A termite inspection of an average-sized home can cost you around $250 to $350, depending on the size, style and ease of access.

It's recommended you have a thorough pest inspection at least once a year, or more often if you live in areas with high termite risk. 

It's also important that you're present during the inspection.

The inspector should check, if practical:

  • all accessible timbers under the house
  • all accessible timbers under the roof
  • inside and outside the building and its surrounds
  • gardens
  • fences
  • trees and stumps
  • any other timber structures and trees on the property, up to 50 meters from the main building
  • the presence and effectiveness of visible and accessible termite barriers
  • the susceptibility of the property to termite infestation (subfloor ventilation and drainage, obvious damp areas, etc.)

The pest inspection report should include details of:

  • the areas inspected (mentioning any areas that were inaccessible)
  • termite activity, and
  • a termite management plan if termite activity is found, detailing methods, costs and an assessment of all options and the expected outcomes and limitations.

Licensing requirements for inspectors and pest controllers

Licensing requirements for timber pest inspectors vary from state to state with each having different minimum requirements.
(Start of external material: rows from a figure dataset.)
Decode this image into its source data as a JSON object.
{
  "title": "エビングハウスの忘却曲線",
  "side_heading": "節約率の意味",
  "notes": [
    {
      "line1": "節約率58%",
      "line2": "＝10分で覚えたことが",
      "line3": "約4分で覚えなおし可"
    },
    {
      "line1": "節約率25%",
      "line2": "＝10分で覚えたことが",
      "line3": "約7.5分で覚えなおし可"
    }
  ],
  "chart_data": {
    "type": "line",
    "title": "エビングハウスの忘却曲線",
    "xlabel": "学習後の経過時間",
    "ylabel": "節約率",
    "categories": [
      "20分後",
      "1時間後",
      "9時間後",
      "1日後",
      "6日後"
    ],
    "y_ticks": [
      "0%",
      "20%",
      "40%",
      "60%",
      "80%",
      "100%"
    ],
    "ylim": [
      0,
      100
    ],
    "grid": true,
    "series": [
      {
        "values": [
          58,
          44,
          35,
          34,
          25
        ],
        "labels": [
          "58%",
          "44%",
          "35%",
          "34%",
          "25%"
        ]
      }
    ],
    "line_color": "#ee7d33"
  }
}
Ask the pest inspector about their experience in timber pest management rather than just checking their licence.

The Australian standards require a pest inspector to possess a certain amount of technical knowledge and experience. They should know about local building practices as well as the habits of termites, where they're likely to be found and the signs of infestation. To gain that level of competency, a timber pest inspector should have:

  • done at least 40 timber pest reports under appropriate direct supervision,
  • done a timber inspection course, and
  • achieved competence in units 8 and 10 (that deal specifically with inspecting, reporting and controlling timber pests) of the National Pest Management Competency Standards (or equivalent experience).

Accreditation programs and industry associations

The Australian Environmental Pest Managers Association (AEPMA) is the major industry association. It sets standards for the pest management industry, represents pest managers and administers PestCert so you know a pest management company meets the highest possible accreditation standards.
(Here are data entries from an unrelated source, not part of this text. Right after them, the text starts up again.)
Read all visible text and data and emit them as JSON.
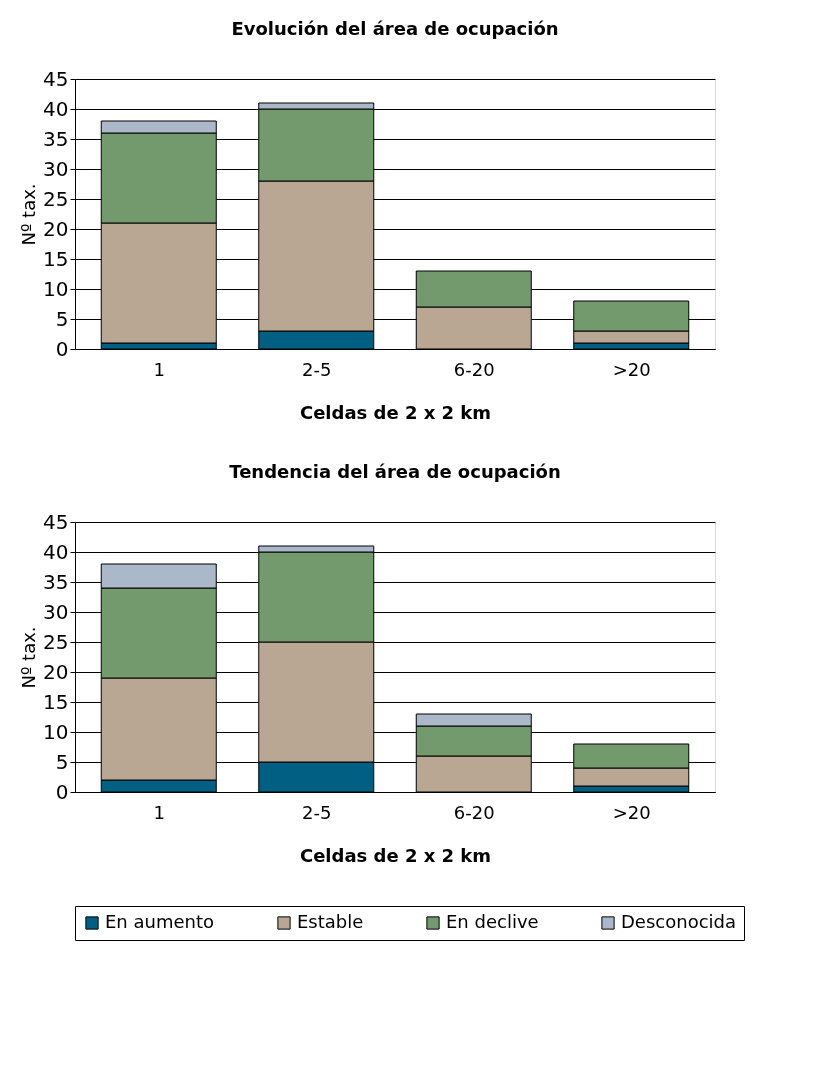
{
  "chart_data": [
    {
      "type": "bar",
      "title": "Evolución del área de ocupación",
      "xlabel": "Celdas de 2 x 2 km",
      "ylabel": "Nº tax.",
      "categories": [
        "1",
        "2-5",
        "6-20",
        ">20"
      ],
      "stacked": true,
      "ylim": [
        0,
        45
      ],
      "yticks": [
        0,
        5,
        10,
        15,
        20,
        25,
        30,
        35,
        40,
        45
      ],
      "grid": "y",
      "legend": "bottom",
      "series": [
        {
          "name": "En aumento",
          "color": "#005f83",
          "values": [
            1,
            3,
            null,
            1
          ]
        },
        {
          "name": "Estable",
          "color": "#b9a794",
          "values": [
            20,
            25,
            7,
            2
          ]
        },
        {
          "name": "En declive",
          "color": "#739a6c",
          "values": [
            15,
            12,
            6,
            5
          ]
        },
        {
          "name": "Desconocida",
          "color": "#abb8c9",
          "values": [
            2,
            1,
            null,
            null
          ]
        }
      ]
    },
    {
      "type": "bar",
      "title": "Tendencia del área de ocupación",
      "xlabel": "Celdas de 2 x 2 km",
      "ylabel": "Nº tax.",
      "categories": [
        "1",
        "2-5",
        "6-20",
        ">20"
      ],
      "stacked": true,
      "ylim": [
        0,
        45
      ],
      "yticks": [
        0,
        5,
        10,
        15,
        20,
        25,
        30,
        35,
        40,
        45
      ],
      "grid": "y",
      "legend": "bottom",
      "series": [
        {
          "name": "En aumento",
          "color": "#005f83",
          "values": [
            2,
            5,
            null,
            1
          ]
        },
        {
          "name": "Estable",
          "color": "#b9a794",
          "values": [
            17,
            20,
            6,
            3
          ]
        },
        {
          "name": "En declive",
          "color": "#739a6c",
          "values": [
            15,
            15,
            5,
            4
          ]
        },
        {
          "name": "Desconocida",
          "color": "#abb8c9",
          "values": [
            4,
            1,
            2,
            null
          ]
        }
      ]
    }
  ]
}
To gain PestCert accreditation, pest managers must:

  • show they have advanced knowledge, skills and experience with the latest pest management technologies, practices and tools,
  • stick to the code of conduct, and
  • commit to maintaining on-going professional development.

Keep in mind that adherence to the Australian Standard is not mandatory and the various certificates and associations with industry don't absolutely guarantee that the pest manager is reliable. In the case of experiencing unsatisfactory treatment, you may even experience resistance from governing bodies to help in the matter, as experienced by one of our members. 
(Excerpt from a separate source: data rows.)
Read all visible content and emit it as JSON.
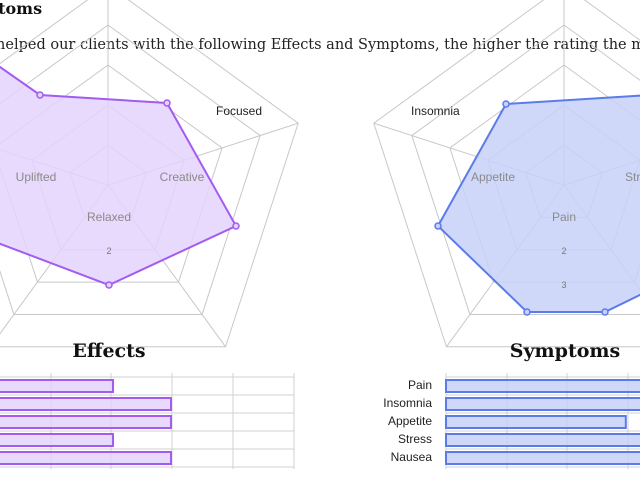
{
  "page": {
    "heading": "mptoms",
    "intro": "s helped our clients with the following Effects and Symptoms, the higher the rating the more"
  },
  "colors": {
    "effects_stroke": "#a35bf0",
    "effects_fill": "#e3d3fb",
    "symptoms_stroke": "#5b7bea",
    "symptoms_fill": "#c8d1f9"
  },
  "chart_data": [
    {
      "type": "radar",
      "name": "effects-radar",
      "axes_visible": [
        "Focused",
        "Uplifted",
        "Creative",
        "Relaxed"
      ],
      "ticks_visible": [
        "2"
      ],
      "rmax": 5
    },
    {
      "type": "radar",
      "name": "symptoms-radar",
      "axes_visible": [
        "Insomnia",
        "Appetite",
        "Str",
        "Pain"
      ],
      "ticks_visible": [
        "2",
        "3"
      ],
      "rmax": 5
    },
    {
      "type": "bar",
      "orientation": "horizontal",
      "title": "Effects",
      "categories": [
        "",
        "",
        "",
        "",
        ""
      ],
      "values": [
        3.5,
        4.5,
        4.5,
        3.5,
        4.5
      ],
      "xlim": [
        0,
        5
      ]
    },
    {
      "type": "bar",
      "orientation": "horizontal",
      "title": "Symptoms",
      "categories": [
        "Pain",
        "Insomnia",
        "Appetite",
        "Stress",
        "Nausea"
      ],
      "values": [
        5,
        5,
        3.1,
        5,
        5
      ],
      "xlim": [
        0,
        5
      ]
    }
  ]
}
Look for professional indemnity and public liability insurance when getting quotes and ask to see certificates of currency.

  • Professional indemnity protects the pest manager against negligence claims arising from inspections, quotations and treatments performed.
  • Public liability insurance protects against injuries and property damage caused as a result of the work carried out.


Ask about the warranty provided for the work and read the fine print. Long warranty periods might require you to pay for annual check-ups to keep a 10-year warranty valid, in which case it's hardly a real 10-year warranty.

If you come across such conditions, inform the Australian Competition and Consumer Commission (ACCC).